Per chi molto probabilmente non possiede un senso estetico della città, come la Guardia costiera, il Genio civile e la Soprintendenza di Palazzo Reale, il sacrario del migrante ignoto appare come un’opera che stupisce e, per alcuni, solo per questo meritevole di essere apprezzata. Ancor di più proprio perché risulta essere una delle grandi opere dello scultore torinese Mario Molinari, recentemente scomparso, per chi lo ha collocato sul piazzale della Stazione Marittima è ininfluente se esso stona con ciò che lo circonda o per nulla dialoga con le bellezze architettoniche circostanti. Per la Soprintendenza di Palazzo Reale non ha importanza che questo enorme fallo di acciaio  stona con la nuova piazza Muncipio dell’architetto portoghese Alvaro Siza o con la ricollocata Fontana di Nettuno o con il Maschio Angioino, la Certosa di San Martino, la Stazione Marittima stessa. Il monumento solo perché feticcio di un grande artista merita di essere collocato in una città che non la vuole, che non la considera integrata con ciò che sente ed è.

Ciò che è importante, come nel caso delle archistar, è l’autore della scultura e ciò che esso rappresenta per i pochi che la hanno collocata sul mare; il consenso della cittadinanza non è necessario, ragion per cui se essa la voglia o no rimane del tutto ininfluente. Sui Social aspre polemiche e giudizi intransigenti piovono sull’assurda nuova collocazione del monumento m0linariano e non solo perché quest’ultima appare incoerente, indifferente, aliena, dal suo contesto, ma, anche, sui criteri di scelta che hanno reso possibile, senza alcun consenso popolare, posizionare un fermacarte del genere in un posto così bello.

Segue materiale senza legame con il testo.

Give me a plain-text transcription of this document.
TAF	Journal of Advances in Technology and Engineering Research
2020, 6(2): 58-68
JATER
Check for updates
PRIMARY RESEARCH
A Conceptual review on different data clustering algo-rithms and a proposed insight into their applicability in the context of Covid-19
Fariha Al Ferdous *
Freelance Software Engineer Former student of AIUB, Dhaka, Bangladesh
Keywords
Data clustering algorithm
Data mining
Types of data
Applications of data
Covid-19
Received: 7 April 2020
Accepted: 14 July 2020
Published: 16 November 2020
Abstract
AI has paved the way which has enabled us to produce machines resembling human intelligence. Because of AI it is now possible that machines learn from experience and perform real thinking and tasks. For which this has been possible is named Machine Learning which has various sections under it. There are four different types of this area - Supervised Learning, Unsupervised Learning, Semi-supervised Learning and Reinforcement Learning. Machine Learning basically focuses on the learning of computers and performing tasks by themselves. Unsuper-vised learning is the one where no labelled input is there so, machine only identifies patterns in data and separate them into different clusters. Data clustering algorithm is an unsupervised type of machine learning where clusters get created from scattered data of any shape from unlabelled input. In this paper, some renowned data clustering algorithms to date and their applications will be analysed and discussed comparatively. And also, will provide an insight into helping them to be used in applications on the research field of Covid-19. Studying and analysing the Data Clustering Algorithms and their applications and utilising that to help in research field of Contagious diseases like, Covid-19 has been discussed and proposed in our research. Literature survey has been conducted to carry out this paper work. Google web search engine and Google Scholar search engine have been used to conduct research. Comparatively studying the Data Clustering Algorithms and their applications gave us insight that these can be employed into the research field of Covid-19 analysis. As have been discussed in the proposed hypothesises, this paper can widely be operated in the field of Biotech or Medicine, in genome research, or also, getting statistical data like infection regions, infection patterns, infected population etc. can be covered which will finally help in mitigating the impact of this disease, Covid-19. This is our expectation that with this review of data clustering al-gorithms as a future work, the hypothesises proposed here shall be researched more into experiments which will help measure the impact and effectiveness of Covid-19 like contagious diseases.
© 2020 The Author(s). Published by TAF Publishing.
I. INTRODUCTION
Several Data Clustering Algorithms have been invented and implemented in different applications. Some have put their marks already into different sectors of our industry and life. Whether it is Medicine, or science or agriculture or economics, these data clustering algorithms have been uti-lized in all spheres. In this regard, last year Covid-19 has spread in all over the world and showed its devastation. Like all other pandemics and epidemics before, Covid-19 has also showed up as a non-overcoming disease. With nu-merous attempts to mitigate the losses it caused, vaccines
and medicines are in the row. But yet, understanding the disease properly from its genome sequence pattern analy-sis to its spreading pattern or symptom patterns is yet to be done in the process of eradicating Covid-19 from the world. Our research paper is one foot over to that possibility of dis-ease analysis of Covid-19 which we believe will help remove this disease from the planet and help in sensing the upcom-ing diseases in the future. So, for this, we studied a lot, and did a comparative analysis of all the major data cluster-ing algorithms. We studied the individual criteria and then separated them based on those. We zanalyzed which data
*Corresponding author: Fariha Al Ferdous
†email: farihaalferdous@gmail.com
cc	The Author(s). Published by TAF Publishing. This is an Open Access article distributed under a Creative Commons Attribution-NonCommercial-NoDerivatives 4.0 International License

Monumenti del genere, come fu per i greci, abbisognano, prima di tutto, di un consenso diffuso della città e soprattutto andrebbero progettati per la città e dalla città. Il monumento molinariano non dice nulla di Napoli, ancor di più della tragedia dei migranti, è totalmente aliena dal contesto e, come la sua stessa origine dimostra, è stata frutto di una cultura (quella piemontese) che non ha nulla da spartire con questi luoghi.

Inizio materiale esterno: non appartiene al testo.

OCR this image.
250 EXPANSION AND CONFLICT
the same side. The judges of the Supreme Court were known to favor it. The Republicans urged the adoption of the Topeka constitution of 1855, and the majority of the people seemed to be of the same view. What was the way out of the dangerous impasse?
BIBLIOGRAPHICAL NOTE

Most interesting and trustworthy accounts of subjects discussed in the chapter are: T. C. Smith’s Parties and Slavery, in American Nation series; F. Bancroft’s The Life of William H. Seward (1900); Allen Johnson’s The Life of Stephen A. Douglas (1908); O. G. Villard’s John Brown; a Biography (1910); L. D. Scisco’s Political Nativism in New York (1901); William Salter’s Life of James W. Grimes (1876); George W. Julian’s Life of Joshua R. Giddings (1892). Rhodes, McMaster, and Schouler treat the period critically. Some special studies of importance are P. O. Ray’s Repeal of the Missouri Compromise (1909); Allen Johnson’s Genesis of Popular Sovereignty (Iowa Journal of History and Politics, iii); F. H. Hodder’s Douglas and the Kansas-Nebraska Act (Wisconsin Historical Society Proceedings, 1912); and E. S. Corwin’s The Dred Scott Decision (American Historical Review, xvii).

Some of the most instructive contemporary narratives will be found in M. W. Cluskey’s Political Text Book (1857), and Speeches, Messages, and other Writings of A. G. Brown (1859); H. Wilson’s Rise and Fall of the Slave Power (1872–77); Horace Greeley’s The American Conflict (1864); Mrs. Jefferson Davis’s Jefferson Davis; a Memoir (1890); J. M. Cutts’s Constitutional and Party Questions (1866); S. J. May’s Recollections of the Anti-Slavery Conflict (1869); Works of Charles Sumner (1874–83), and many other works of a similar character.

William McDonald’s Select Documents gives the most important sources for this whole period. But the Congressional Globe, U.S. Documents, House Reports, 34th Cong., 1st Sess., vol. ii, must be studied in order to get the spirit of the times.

Come andrà a finire la questione? La Capitaneria di porto si farà forte del principio di autorità e dell’ipse dixit di qualche fallito critico d’arte oggi in voga o si aprirà al volere dei napoletani? L’enorme parafulmine molinariano verrà rimosso dal piazzale o rimarrà dov’è, a ricordare come il potere e il buon gusto si sia allontanato dalla società civile?